National Snow & Ice - October 2014
NCDC transitioned to the nClimDiv dataset on Thursday, March 13, 2014. This was coincident with the release of the February 2014 monthly monitoring report. For details on this transition, please visit our public FTP site and our U.S. Climate Divisional Database site.
During October, warmer-than-average conditions dominated much of the country, with a corresponding lack of large-scale snow events. However, some snow was observed in portions of the Northern Rockies, Upper Midwest, and northern New England. According to NOAA's National Snow Analysis, at the beginning of October, 0.6 percent of the contiguous U.S. (CONUS) had snow on the ground; this area included the highest elevations of the Rockies and parts of the Sierra Nevada Mountains. Monthly snow cover peaked on October 28th with 2.8 percent of the CONUS having snow on the ground. By the 31st, 1.1 percent of the CONUS was snow covered, including parts of the Northern Rockies, Cascades, and far northern reaches of the Upper Midwest.

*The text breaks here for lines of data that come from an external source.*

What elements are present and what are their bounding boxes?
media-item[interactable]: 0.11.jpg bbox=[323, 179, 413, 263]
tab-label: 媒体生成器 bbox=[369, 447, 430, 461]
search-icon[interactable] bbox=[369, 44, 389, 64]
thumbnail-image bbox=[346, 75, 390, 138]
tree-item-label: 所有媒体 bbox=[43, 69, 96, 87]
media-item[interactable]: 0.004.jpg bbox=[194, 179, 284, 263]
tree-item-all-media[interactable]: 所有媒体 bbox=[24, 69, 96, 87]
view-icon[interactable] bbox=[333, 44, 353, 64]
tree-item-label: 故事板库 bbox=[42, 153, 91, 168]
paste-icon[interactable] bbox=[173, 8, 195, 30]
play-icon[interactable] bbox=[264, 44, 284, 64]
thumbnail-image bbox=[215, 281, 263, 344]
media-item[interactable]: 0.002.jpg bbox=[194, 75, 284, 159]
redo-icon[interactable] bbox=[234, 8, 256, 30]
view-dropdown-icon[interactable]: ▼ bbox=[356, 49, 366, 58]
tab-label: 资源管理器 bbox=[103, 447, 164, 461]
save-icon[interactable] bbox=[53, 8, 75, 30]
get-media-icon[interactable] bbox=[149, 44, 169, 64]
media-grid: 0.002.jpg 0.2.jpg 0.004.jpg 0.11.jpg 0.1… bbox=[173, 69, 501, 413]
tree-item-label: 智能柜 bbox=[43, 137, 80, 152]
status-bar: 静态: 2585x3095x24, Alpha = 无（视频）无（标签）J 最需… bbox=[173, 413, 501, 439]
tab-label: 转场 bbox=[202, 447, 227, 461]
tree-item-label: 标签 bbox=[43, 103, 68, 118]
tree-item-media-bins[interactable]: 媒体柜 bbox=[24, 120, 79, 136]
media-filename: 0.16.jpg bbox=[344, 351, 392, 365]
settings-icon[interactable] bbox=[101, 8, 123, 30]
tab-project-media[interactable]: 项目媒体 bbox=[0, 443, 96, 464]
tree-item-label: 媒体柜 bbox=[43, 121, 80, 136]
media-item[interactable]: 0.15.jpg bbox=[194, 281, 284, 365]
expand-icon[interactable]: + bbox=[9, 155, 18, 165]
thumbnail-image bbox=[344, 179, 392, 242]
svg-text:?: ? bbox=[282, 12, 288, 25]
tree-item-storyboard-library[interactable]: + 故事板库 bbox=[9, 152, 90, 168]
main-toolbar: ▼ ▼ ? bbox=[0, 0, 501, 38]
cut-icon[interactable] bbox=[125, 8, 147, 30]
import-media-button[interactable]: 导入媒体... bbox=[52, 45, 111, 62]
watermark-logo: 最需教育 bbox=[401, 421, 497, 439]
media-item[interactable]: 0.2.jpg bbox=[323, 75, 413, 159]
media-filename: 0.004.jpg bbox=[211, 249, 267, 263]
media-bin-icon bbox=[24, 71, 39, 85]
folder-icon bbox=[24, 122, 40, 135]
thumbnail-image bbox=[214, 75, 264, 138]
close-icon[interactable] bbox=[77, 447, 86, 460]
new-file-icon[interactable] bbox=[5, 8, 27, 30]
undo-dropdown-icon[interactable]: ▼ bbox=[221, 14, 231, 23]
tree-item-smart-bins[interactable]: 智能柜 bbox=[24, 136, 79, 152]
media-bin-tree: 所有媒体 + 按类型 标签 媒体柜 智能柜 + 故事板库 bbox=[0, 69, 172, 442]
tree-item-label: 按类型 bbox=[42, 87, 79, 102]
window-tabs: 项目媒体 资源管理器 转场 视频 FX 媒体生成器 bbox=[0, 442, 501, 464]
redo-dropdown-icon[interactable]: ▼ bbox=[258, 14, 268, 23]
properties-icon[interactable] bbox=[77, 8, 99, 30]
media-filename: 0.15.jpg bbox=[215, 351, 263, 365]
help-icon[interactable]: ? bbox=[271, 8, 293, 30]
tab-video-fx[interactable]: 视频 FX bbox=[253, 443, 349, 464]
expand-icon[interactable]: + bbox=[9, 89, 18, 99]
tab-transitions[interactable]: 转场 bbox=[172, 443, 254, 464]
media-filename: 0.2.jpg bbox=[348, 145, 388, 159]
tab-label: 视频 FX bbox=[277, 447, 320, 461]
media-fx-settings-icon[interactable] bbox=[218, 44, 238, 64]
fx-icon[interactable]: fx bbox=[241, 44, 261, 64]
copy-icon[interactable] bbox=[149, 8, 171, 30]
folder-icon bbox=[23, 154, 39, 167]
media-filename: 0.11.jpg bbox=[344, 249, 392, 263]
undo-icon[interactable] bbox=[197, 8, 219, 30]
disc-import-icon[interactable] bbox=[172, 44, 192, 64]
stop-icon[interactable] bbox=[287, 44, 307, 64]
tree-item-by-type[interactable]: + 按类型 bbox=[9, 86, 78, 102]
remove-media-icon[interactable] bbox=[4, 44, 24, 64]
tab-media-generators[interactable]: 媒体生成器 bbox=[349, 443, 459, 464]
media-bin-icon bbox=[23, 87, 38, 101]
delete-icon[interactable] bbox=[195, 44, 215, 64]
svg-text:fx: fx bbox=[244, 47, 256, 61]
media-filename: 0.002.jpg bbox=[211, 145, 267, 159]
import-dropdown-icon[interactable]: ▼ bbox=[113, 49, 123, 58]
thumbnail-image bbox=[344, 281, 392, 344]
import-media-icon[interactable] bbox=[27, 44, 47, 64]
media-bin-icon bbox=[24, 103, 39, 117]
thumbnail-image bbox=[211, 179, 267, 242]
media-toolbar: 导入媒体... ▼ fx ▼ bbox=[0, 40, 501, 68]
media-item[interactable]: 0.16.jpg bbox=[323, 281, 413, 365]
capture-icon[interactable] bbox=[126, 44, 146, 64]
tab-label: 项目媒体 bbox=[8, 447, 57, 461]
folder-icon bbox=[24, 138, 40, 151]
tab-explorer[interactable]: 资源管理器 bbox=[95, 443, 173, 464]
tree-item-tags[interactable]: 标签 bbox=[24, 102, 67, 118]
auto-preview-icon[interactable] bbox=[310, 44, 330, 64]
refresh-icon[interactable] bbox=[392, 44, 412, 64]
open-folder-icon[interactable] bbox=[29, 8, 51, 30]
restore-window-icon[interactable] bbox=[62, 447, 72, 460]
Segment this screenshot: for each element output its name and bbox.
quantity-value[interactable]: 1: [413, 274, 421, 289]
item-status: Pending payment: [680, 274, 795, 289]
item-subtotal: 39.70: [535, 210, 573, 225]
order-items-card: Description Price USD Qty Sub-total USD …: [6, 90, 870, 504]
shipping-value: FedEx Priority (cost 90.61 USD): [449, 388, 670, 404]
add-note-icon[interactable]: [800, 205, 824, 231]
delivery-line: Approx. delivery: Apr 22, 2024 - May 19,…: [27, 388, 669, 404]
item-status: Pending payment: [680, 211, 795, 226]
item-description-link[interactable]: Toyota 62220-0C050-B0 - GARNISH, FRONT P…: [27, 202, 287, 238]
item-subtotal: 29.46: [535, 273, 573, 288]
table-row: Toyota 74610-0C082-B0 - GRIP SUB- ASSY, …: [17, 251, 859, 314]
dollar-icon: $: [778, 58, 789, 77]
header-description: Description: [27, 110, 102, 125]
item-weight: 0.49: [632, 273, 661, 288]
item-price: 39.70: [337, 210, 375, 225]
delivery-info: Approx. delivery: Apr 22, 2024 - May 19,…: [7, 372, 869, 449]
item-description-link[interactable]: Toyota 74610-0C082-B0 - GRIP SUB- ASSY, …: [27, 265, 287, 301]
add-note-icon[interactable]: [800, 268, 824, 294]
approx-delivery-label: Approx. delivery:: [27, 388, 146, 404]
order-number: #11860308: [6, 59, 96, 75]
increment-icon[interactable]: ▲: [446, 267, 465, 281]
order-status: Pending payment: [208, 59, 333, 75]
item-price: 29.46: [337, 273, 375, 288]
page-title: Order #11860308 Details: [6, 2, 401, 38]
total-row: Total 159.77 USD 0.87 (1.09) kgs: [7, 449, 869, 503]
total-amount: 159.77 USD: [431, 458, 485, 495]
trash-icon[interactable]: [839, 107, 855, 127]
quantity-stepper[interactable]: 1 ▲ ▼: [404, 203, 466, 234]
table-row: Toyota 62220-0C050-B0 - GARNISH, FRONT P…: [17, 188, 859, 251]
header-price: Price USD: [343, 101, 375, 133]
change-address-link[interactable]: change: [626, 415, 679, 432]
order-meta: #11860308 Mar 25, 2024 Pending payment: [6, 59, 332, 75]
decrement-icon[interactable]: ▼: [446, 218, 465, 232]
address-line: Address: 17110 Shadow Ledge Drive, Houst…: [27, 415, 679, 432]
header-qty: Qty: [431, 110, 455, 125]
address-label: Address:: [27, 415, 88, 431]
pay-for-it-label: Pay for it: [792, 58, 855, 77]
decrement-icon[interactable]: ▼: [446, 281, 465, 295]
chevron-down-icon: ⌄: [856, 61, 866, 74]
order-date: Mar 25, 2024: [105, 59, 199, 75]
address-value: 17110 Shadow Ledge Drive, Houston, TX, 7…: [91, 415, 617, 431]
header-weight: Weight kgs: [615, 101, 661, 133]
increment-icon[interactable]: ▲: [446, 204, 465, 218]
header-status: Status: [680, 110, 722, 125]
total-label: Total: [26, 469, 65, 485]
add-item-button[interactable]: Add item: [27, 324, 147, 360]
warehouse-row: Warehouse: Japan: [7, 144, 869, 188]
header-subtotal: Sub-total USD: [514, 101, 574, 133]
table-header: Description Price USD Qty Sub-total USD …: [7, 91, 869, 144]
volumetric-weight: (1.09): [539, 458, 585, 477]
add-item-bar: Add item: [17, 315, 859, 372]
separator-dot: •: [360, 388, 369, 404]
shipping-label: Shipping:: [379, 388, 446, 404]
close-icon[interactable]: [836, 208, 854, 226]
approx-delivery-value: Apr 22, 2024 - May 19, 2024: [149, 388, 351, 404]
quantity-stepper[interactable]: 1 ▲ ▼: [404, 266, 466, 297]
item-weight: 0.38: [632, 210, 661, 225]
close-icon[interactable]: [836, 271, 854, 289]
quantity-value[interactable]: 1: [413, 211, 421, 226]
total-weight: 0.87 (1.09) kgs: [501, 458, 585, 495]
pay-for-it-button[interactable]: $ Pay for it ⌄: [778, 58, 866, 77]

U.S. October Snow Cover Extent Anomalies
Source: Rutgers Global Snow Lab
According to data from the Rutgers Global Snow Lab, the monthly snow cover extent across the CONUS during October was 43,000 square miles. This was 29,000 square square miles below the 1981-2010 average and ranked as the 23rd largest (25th smallest) in the 47-year satellite record. The October CONUS snow cover extent can vary greatly, with the smallest on record being no snow cover (1977 and 1988) to the largest on record being 212,000 square miles (2009). During October 2014, below-average snow cover was observed across much of the High Plains, while above-average snow cover was observed in parts of the Northern Rockies and far northern New England. The Alaska October snow cover extent was 420,000 square miles, 68,000 square miles above average and the ninth largest on record. Above-average snow cover was observed across most of the state, especially across central Alaska. Below-average snow cover was observed in western parts of the state.